Local sources told Forum 18 that the Kashkadarya regional branch of the National Security Service (NSS), Uzbekistan’s secret police, told the women’s relatives that if they appealed the decision, the court "will give longer sentences.”

After months in detention, the women were tried in camera without due process, and this despite the fact that their defence lawyers had brought 21 witnesses who testified that the meetings they had organised  were strictly of a religious nature.

A dreadful fate awaits them because once in an Uzbek labour camp, prisoners have few rights. Forced to live and work under appalling hygienic conditions, inmates can expect guards to beat them. If that was not bad enough, they will have to put up with organised gangs who run the camps from the inside. Above all, they will not be able to practice their religion since they cannot pray openly or receive visits from clergy.

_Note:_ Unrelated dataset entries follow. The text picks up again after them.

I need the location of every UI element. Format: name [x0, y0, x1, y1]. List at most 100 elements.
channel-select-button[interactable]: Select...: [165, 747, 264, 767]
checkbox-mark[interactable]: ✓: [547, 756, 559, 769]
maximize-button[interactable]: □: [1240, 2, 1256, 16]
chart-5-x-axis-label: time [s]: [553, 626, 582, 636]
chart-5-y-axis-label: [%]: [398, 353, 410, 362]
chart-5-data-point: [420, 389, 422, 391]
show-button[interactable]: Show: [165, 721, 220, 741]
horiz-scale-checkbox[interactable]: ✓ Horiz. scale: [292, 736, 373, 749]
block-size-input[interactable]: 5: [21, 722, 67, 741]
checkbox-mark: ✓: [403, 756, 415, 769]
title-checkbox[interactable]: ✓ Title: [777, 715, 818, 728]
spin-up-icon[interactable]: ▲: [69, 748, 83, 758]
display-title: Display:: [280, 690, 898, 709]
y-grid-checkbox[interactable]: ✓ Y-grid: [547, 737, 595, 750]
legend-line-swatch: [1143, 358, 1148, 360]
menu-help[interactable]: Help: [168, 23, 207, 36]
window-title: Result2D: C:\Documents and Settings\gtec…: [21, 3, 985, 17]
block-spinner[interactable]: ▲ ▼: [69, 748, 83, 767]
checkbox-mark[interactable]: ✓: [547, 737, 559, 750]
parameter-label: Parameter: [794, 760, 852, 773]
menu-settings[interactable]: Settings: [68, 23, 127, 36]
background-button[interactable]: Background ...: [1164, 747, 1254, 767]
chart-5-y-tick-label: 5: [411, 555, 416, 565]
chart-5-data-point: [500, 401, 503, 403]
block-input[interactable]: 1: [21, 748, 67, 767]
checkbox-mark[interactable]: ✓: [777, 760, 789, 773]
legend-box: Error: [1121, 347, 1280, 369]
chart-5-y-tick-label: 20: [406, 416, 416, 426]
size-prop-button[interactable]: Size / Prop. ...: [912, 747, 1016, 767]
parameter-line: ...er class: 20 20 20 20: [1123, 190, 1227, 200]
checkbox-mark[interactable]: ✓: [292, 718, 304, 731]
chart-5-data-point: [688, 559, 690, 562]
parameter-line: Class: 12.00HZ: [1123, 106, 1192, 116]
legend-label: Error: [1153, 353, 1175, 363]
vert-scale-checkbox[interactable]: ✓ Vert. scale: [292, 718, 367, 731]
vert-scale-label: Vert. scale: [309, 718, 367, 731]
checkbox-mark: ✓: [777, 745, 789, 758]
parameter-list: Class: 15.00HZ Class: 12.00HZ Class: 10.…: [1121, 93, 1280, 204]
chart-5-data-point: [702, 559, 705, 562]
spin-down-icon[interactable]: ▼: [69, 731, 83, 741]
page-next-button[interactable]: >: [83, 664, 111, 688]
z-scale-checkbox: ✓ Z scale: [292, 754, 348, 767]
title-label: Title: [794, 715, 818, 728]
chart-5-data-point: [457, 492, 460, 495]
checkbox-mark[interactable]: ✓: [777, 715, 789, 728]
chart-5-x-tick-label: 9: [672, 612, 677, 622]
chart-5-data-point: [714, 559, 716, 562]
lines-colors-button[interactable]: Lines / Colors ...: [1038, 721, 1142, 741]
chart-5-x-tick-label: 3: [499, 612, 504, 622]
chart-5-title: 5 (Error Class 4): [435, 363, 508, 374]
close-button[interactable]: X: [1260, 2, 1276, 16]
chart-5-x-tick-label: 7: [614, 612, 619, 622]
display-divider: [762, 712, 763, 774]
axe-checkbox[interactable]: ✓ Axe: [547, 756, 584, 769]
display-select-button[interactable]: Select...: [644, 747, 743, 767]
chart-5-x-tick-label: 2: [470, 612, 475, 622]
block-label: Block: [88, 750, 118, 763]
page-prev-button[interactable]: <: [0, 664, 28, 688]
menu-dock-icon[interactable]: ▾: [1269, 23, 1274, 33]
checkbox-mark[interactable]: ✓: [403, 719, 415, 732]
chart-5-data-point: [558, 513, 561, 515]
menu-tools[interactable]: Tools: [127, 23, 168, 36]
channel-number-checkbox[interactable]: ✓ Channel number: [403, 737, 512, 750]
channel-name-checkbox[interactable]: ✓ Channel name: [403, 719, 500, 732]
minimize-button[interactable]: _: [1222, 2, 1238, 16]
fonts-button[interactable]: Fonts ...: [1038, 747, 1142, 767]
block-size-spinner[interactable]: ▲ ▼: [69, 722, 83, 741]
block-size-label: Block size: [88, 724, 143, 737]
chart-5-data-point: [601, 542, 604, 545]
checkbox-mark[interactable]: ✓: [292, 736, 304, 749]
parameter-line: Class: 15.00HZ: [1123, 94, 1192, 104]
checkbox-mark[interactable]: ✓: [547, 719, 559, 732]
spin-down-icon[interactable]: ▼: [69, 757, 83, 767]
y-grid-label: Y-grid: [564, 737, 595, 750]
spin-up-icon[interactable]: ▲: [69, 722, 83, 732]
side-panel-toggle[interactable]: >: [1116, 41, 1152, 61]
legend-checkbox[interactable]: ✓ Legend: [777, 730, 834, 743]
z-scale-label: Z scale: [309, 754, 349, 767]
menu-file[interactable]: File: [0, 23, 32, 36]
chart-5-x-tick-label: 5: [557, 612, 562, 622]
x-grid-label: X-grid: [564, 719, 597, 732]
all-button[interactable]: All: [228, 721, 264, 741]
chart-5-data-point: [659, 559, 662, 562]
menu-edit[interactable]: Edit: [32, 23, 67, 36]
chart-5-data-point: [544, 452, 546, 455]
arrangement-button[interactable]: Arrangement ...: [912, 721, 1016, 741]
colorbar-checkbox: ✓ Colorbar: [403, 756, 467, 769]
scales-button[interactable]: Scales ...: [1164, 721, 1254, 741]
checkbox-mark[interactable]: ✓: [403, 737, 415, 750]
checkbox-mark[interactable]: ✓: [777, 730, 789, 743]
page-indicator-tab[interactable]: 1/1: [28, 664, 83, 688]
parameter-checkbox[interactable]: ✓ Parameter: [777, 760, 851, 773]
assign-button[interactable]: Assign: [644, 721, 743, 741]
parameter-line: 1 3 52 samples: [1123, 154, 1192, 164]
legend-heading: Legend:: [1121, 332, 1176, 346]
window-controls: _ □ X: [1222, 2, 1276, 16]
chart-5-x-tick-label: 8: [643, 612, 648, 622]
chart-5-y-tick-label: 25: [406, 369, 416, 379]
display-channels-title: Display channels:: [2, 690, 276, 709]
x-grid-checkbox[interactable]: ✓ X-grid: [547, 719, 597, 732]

They are not alone in their predicament. About 40 Muslims are awaiting trial for reading works by Islamic theologian Said Nursi.

Tohar Haydarov, a member of an unregistered Baptist Church, does not have to wait any more. The Regional Criminal Court in Syrdarya rejected on 13 April his appeal against a ten-year sentence on trumpeted up drug charges.

According to local sources, his defence lawyer presented written documents to the court that showed how the case was totally fabricated, including evidence that procedural rules and regulations were violated 243 times.

Haydarov has a previous conviction. In January 2001, he was sentenced to five and a half years for of theft and "attracting minors into anti-social activity", but was eventually freed under an amnesty in October 2001 that expunged the conviction.

Other Christians have been sentenced to brief periods in prison for their religious activities.  In the southern region of Syrkhandarya, Protestant Azamat Rajapov and Abdusattor Kurbonov were given 15 days in prison for “religious activity”.

In order to keep in check “unauthorised” religious activity, the authorities frequently impose short sentences, ranging from five to 15 days.

The UN Human Rights Committee has recently expressed concern over Uzbekistan's limitations and restrictions on freedom of religion and belief, calling on the Central Asian nation to stop imposing prison terms on people for unauthorised religious activity.